The Villainess aka Aknyeo (2017): I’m a bit
confused by the immensely positive critical reception Jung Byung-gil’s South
Korean reworking of Le Femme Nikita has received. Sure, the film’s
first and final third do contain some incredibly inventive, brutal and slightly
surreal action sequences that kick movies like the first John Wick down
the ladder, and the double acting threat of Kim Ok-bin and Kim Seo-hyung is
rather great. However, the middle is an even worse slog than your usual action
movie middle can be, with a plot that suddenly moves at a snail’s pace,
characters whose actions and motivations are vague and frankly often nonsensical
(or could you imagine a secret organization worse at gaining their agents’
loyalty for what exclusively looks like reasons of DRAMA than the one here?),
the film’s big plot twist obvious, and its gestures at trying to say something
feminist about its protagonist unconvincing. Worse, the melodrama in the middle
is never even mildly as visceral as the action in the first half hour or the
final half hour, leading me into the grand finale with a light yawn after an
hour of going through the motions of too worn plot beats.
Jeepers Creepers 3 (2017): Of course, Victor Salva’s third
Jeepers Creepers film would be happy to feature anything as good as an
hour of great scenes, seeing as it barely gets up to two decent minutes. By film
number two, I asked myself if the quality of the first film might have been
chance more than anything else; now, I’m absolutely convinced. How else to
explain this film’s never-ending quest of turning the mythical monster of the
first film into a gimmicky 90s horror villain, Salva’s seeming inability to
shoot any scene with him without making his monster and the special effects
looking worse than they need to look (hint: if your effects are this crap, you
might not want to use daylight this much)? Dragging the film down further are a
script that jumps from one group of characters I didn’t care about to the next
and back again for no good reason whatsoever, terrible dialogue, a bunch of
idiotic ideas and pacing that seems completely random. It’s the absolute
opposite of what made the first film great and does even make the (pretty bad)
second film look like art. Meg Foster’s pretty good, though.

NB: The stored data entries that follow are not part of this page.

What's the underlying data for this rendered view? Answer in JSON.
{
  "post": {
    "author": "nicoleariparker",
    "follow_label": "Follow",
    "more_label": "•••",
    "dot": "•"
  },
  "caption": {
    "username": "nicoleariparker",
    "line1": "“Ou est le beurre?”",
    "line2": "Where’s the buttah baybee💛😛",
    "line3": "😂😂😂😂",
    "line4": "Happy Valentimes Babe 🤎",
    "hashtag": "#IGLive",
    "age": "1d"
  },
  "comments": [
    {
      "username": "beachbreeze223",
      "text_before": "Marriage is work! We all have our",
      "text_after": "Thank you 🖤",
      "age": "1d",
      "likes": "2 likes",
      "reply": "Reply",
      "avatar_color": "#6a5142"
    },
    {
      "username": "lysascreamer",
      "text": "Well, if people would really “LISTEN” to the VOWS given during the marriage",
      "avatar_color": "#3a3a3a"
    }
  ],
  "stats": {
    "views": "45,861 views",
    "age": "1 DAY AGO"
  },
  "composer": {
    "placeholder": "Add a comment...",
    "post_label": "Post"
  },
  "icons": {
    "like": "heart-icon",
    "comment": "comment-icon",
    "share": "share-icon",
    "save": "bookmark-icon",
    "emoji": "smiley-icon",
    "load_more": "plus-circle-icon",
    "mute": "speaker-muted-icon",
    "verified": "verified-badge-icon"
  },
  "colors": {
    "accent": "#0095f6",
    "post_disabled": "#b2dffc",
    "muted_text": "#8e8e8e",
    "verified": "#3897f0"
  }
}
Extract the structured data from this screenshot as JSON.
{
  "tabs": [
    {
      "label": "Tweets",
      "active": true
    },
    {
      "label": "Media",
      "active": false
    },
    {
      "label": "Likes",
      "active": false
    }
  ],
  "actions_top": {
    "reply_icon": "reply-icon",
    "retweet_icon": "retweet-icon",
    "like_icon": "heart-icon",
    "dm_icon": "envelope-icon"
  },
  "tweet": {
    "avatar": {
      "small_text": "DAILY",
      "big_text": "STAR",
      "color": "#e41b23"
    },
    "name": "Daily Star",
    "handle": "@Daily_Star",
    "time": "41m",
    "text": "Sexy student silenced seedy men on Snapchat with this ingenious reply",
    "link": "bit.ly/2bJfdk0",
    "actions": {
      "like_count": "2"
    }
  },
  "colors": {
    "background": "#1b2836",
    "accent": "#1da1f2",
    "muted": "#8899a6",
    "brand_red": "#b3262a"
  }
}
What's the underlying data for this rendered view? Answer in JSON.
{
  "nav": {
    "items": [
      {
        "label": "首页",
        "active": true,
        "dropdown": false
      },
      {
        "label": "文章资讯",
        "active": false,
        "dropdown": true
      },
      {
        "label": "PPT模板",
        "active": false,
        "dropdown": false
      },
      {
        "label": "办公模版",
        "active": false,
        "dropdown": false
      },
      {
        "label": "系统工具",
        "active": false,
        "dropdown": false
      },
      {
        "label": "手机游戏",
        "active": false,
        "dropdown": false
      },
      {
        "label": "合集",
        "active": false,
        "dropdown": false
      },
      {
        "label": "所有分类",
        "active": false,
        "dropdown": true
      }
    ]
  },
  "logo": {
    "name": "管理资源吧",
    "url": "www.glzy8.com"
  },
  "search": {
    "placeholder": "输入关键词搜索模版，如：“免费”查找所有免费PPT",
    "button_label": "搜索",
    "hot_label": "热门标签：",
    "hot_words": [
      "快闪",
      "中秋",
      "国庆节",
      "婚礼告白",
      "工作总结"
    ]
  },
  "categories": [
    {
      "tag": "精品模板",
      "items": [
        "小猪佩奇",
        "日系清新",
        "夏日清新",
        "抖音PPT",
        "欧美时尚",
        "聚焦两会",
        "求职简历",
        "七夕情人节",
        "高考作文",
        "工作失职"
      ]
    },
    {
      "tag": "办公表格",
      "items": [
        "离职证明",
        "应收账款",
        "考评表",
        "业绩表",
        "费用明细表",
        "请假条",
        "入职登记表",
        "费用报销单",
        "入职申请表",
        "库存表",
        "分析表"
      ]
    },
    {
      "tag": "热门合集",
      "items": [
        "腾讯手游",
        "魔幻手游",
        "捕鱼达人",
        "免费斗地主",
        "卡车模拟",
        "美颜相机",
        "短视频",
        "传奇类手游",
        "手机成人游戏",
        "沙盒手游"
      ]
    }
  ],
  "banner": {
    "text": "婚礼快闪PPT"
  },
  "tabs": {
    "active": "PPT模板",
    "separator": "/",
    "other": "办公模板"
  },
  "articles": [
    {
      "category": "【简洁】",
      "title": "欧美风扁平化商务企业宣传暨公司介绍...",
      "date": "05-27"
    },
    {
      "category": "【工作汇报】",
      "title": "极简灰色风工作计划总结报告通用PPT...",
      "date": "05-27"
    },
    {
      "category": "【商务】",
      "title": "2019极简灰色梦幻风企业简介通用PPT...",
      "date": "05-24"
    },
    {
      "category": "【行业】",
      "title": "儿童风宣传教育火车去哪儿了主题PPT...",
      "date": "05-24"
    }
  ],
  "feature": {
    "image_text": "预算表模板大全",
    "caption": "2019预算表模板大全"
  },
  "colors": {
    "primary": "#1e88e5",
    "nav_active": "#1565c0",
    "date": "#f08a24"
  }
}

Brackenmore (2016): Compared to that train wreck, Chris
Kemble’s and J.P. Davidson’s very low budget little movie about a young woman’s
(Sophie Hopkins) return – though she doesn’t remember the place - to a small
village where her late (and basically unknown to her) uncle had property is a
breath of fresh air. Yes, this is a movie about a British rural cult (I wish
Germany had those), and as such not terribly original anymore, particularly
since the cult isn’t terribly interesting either. The film’s edges also suffer
from what must have been a shoestring budget, with the smaller roles not always
convincingly cast and acted, and a couple of scenes you’d probably have reshot
completely on a higher budget. The pacing’s a bit slow, too, but for all these
flaws, there are a couple of very effective creepy moments, convincing acting in
the lead roles and a sense that the film actually knows where it is going and
why, until it finishes on what I found to be a great ending. That’s certainly
much more than Jeepers Creepers 3 ever gave me.